Seperti telah diuraikan dari sudut pandang
objektivis, pengetahuan dalam dimensinya dipandang sebagai solusi atas suatu
problem, dengan selalu dihadapkan pada kritik. Jadi
pengetahuan objektif mencakup elemen pokok dalam skema problem solving. Metode
ilmu pengetahuan digambarkan Popper sebagai penyajian solusi tentatif
(percobaan ilmiah) atas problem kita dengan konjektur-konjektur yang dikontrol
oleh kritik keras. Ini tak lain daripada metode problem solving. Karena itu
pertumbuhan ilmiah sama-sama menggunakan metode problem solving. Jadi memandang
epistemology dengan pendekatan objektif adalah memandangnya dari sudut ilmu
pengetahuan.
Dalam
pada itu, juga ditegaskannya bahwa baginya epistemology adalah teori
pengetahuan ilmiah, dengan alasan bahwa studi pertumbuhan pengetahuan ilmiah
merupakan jalan paling bermanfaat untuk mempelajari pertumbuhan pengetahuan
pada umumnya, sebab pengetahuan ilmiah adalah pengetahuan manusia sehari-hari
yang tertulis besar-besar. Bagi Popper problem epistemology yang paling menarik
adalah problem petumbuhan pengetahuan, terutama pertumbuhan pengetahuan
ilmiah, dan problem serupa itu pasti melampaui setiap studi yang terbatas
pada pengetahuan common sense yang dipertentangkan dengan pengetahuan ilmiah.

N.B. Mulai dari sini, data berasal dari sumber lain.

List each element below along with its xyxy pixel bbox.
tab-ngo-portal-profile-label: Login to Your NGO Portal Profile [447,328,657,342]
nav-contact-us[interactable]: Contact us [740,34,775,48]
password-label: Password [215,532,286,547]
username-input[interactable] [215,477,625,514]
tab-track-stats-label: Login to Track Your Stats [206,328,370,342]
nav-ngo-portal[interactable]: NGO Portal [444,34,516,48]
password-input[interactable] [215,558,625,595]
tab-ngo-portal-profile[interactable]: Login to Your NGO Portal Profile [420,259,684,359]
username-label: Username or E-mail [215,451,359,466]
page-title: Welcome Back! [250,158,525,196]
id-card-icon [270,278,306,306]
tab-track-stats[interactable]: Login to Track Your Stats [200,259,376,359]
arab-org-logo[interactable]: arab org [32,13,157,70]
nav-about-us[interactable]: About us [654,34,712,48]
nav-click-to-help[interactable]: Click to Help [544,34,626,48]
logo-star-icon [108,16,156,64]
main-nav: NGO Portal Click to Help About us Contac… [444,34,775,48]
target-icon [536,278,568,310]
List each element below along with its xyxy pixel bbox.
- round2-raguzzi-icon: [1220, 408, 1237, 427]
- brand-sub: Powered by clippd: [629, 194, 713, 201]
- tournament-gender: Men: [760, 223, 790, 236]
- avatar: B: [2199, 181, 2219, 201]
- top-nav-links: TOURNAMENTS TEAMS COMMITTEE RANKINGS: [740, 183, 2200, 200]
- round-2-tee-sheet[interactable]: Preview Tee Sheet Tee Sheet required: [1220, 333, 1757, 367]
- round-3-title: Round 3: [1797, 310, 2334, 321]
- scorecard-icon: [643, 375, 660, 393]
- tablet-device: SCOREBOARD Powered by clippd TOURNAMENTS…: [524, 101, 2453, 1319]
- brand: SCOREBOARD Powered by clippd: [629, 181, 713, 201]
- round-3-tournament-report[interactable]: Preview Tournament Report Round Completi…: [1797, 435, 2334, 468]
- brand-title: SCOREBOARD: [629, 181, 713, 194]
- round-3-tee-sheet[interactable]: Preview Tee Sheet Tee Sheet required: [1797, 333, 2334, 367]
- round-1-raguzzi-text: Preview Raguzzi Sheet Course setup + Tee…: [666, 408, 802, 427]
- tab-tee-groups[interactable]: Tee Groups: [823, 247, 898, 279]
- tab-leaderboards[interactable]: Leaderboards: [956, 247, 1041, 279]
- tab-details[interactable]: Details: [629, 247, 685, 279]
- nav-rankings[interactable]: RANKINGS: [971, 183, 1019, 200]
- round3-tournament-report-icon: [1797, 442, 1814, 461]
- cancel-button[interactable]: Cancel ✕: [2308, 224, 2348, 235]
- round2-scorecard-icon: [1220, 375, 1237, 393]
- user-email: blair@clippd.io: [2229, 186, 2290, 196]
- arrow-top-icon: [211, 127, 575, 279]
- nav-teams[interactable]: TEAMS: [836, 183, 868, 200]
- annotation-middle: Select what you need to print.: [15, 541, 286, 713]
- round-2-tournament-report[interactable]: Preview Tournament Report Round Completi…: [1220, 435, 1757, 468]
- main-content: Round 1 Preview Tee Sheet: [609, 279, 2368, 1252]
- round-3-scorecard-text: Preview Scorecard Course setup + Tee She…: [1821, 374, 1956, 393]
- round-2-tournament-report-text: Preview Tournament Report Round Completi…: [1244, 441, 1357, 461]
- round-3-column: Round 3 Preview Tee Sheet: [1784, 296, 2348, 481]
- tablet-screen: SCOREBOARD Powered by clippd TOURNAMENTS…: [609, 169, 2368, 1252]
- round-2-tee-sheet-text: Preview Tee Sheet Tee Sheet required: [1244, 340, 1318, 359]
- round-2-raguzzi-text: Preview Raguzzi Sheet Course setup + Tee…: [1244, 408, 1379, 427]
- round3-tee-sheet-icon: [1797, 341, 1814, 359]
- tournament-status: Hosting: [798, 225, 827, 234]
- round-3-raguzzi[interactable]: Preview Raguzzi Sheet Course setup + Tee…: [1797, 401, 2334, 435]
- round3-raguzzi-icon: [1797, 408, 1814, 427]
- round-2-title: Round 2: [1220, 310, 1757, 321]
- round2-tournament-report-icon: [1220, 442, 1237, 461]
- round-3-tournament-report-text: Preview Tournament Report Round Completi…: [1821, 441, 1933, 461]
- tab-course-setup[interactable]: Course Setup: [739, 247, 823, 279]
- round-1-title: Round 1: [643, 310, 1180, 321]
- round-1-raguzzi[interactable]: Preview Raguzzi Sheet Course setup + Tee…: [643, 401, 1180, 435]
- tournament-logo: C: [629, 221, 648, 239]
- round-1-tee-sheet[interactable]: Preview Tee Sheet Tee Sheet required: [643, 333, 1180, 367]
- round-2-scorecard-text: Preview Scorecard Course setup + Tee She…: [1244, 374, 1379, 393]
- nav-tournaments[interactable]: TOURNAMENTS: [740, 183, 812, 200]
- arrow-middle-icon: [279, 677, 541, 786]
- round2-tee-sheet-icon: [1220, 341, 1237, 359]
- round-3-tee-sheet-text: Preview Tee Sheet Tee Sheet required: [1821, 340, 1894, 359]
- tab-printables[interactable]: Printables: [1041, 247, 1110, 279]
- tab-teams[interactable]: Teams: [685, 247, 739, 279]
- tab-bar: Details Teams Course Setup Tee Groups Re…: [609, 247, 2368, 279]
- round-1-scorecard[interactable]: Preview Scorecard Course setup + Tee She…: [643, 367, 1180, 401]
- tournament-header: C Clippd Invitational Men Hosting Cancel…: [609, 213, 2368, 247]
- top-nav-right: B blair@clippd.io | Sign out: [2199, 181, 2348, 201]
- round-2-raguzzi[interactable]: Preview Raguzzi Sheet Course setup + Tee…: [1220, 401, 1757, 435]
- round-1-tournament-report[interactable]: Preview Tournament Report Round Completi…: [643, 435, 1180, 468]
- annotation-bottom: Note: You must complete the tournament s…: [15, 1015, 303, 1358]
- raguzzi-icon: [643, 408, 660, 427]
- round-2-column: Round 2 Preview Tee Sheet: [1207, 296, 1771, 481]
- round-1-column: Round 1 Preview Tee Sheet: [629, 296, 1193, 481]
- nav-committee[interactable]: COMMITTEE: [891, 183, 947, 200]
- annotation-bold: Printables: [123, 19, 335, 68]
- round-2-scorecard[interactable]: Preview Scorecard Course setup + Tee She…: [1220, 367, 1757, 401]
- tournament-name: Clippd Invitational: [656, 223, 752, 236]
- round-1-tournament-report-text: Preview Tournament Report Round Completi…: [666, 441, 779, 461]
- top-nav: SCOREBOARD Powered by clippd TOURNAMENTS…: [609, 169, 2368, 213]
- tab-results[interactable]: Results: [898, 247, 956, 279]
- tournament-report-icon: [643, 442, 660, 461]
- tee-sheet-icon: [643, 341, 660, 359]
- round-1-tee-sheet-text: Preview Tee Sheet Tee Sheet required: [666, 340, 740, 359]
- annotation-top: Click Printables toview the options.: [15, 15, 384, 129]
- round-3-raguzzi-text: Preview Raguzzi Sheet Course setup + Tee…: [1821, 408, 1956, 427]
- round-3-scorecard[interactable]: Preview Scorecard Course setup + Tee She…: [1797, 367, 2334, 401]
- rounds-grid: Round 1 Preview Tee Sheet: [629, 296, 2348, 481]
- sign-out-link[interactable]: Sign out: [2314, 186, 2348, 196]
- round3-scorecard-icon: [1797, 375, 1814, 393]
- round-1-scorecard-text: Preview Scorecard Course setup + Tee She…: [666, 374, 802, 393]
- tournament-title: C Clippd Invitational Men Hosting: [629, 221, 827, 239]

(Popper, The Logic of Scientific Discovery, 1968 : 19)
Epistemologi
problem solving selain objektif seperti tampak dari uraian tentang pandangan
objektivis, juga rasional, kriti, evolusioner, realistis dan pluralis. Sifat rasional sangat menonjol dalam
hubungan antara problem, teori dan kritik atasnya. Sebab setiap teori bersifat
rasional sejauh mencoba memecahkan problem tertentu dan hanya bisa didiskusikan
secara rasional dengan mendiskusikan hubungan itu (Popper, Conjectures and
Refutations, :199).
Sifat kritis dimunculkan oleh kenyataan bahwa
kritik termasuk dalam mekanisme pertumbuhan pengetahuan itu sendiri. Oleh
sifatnya yang salah (fallible), manusia hanya bisa maju dengan belajar
dari kesalahan. Dan proses penemuan kesalahan dipercepat dengan jalan sadar
mencari kesalahan.
Sifat
evolusioner tampak pada kenyataan bahwa proses pertumbuhan pengetahuan secara
konjektur dan refutasi (jadi tidak lewat induksi dan verifikasi) mirip dengan
seleksi natural Darwin
. Teori yang tidak tahan uji
akan gugur dan digantikan dengan teori yang lebih tangguh (seperti kasus teori
antara Einstein dengan Newton). Sedang realistis terilustrasikan dari
epistemology problem solving, karena epistemology ini melibatkan pengakuan akan
realitas problem dan usaha pemecahannya sebagai suatu yang objektif. Disiplin
ilmiah oleh Popper disebut sebagai pengumpulan problem-problem dan usaha
pemecahannya yang dibatasi secara artificial. (Popper, Autobiography,
:59)
Sifat pluralis epistemology Popper terkait erat
dengan ide emergence yaitu suatu keterbukaan terhadap pertumbuhan yang
tak terduga, yang tak teramalkan oleh sarana-sarana ilmiah. Jadi suatu
pandangan indeterminisme (tak pasti). Bisa terjadi, teori-teori yang kini belum
terpikirkan, tahun depan akan diajukan seseorang. Dan yang berlainan dan
mungkin saling bertentangan itu tak mungkin direduksikan kepda keadaan
mental penciptanya, sebab teori sebagai produk pekiran hanya berada dalam
hubungan logis dan tak dapat terlibat dalam saling hubungan yang bersifat
kausal (Popper, Objective Knowledge : 198)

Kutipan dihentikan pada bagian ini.